写作|专访︱郭强生:每个文本里都有一个“鬼”,重要的是诚实面对( 六 )


郭强生:当然没有坏处——从政治上的动能来讲 , 从象征意义上的可见度也好 , 但是关键在于真正的实践其实没有那么快 。 美国1980年代还没有同志婚姻这个说法 , 他们还处在恐惧艾滋病的时期 , 还在争取人权的时候 , 但是我那时候就会看到在纽约的同志社群里 , 60、50、40、30、20岁的人都有 , 那是社群本身的多样性 , 你也就看到很多五十多岁的人和他的伴侣在一起20年 。 所以 , 在这样的环境下 , 他们的同志婚姻 , 在我看来 , 早已经正常化 , 最后只是补上一个就地合法而已 。 那已经在他们的日常生活中了 , 大家都是习以为常的状态 。 可是现在 , 我不知道为什么讲到同志文化 , 尤其在台湾地区 , 看到的永远都是二十多岁的年轻人 。

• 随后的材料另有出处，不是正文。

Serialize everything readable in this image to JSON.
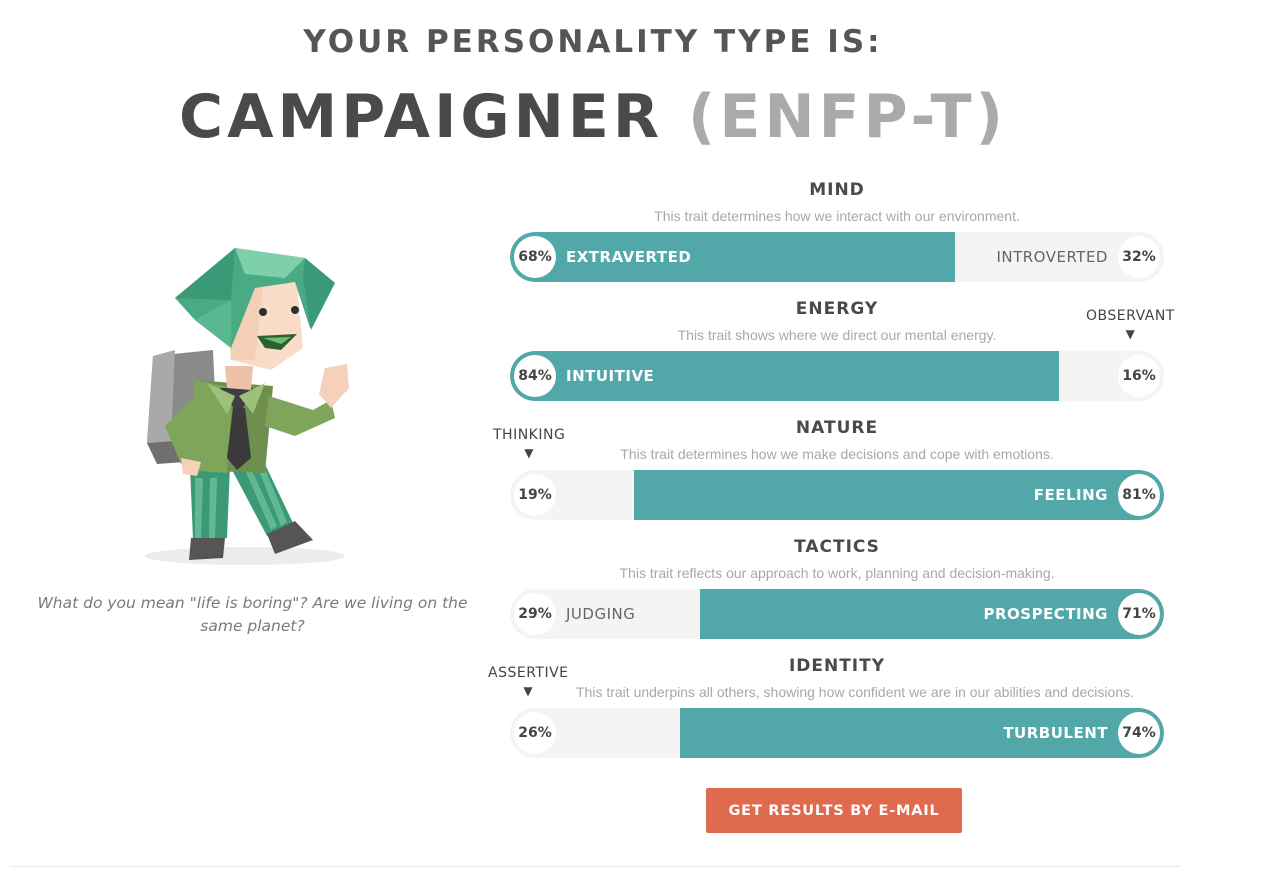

同志婚姻合法化当然有它的意义在 , 但是它同时要有很多配套 。 台湾已经通过四五年了 , 也并没有接下来的讨论 。 如果说两人相爱可以成家 , 很现实的问题 , 税务、财务、继承 , 这些要怎么处理?如果他们想要有小孩的话 , 接下来会怎么办?小孩生下来教育问题怎么办?这样的小孩将来怎么去念书?在学校里怎么办?这些问题都已经解决了之后 , 美国才有同志婚姻合法化这一关 。 台湾在2017年就确定同性恋合法了 , 可我至今还没有收到一张同志的婚礼喜帖 。
某种程度上 , 整个大环境还是有顾忌的 。
另外一个好笑的 , 我曾经问过一个年轻的学生 , 说你很棒 , 每天去静坐 , 去抗议 , 你这么支持同志婚姻 , 那么你要结婚吗?他说 , 不会 。 我说你跟你家里人出柜了没有?他说 , 没有 。 我问为什么?他说 , 我怕我父母伤心 , 会受不了 。 我就有点开玩笑地说 , 你的父母会伤心 , 别人的父母就不会伤心吗?你这是什么双重标准呢?所以有点混乱 。
同志议题有时候会变成一个牌楼放在那 , 我以为年轻一代现在会比较能够开放地去面对 , 其实并没有 。 他要当同志 , 就离家到台北 , 跟家里切割 , 很分裂 , 并没有真的整合 。 一个同志的人生里 , 每一块都要能够落到定位 , 我觉得 , 那这个身份才是真的身份吧 。 所以你知道 , 当时说医疗系统有了伴侣就可以签字放弃急救 , 那是理想的状况 , 你不要说同志了 , 现在我们很多父母已经签了不急救协议 , 多数的子女也都尊重 , 但是只要里头有一个子女来医院闹 , 医生就不敢不急救 。 这就是我们的民情 。
所以 , 才刚开始而已 , 还是要有很多的配套才行 , 医疗的、教育的、法律的、经济的、财产的 , 现在还没有再继续往下动 , 就等着看吧 。
澎湃新闻:你是如何理解小说中调音师和林桑之间的情感关系的?
郭强生:这个故事 , 我用调音师的第一人称叙述 , 在小说艺术中运用得比较好的第一人称 , 其实并不是一个完全可信赖的叙述者 , 因为人在讲自己的事情的时候 , 真实的心理状况是要读者自己去分析他讲出来的话 , 不是他讲的都是真的 。 更深入看的话 , 调音师一直认定自己很弱势 , 又没钱 , 又没名声 , 又没好学历 , 他口口声声感觉林桑有钱 , 很强势 , 但是这整件事情都是他在期待发生的 , 他的主动成分比林桑的主动成分更多 , 而他自己也没有意识到 , 否则他一开始在音乐教室碰到林桑那一天 , 就不会留下那句话:你家的钢琴还好吗?碰到就碰到了 , 而他却留下这句话 , 让两人之间有了后续 。
一个人觉得自己是被动、不重要的角色久了 , 心理学上有一种叫“习得性的无助”(learned helplessness) , 就是在一种关系里的无助感 , 其实并不是真的 , 而是学习得来的 。 调音师在碰到林桑之后 , 他的人生发生了改变 , 也许他自己也没有意识到 , 但是我们读者可以看得到 , 他不是完全被动的 。 所以 , 他的叙述只是一种单向的口供 , 并不是完全可以相信的 。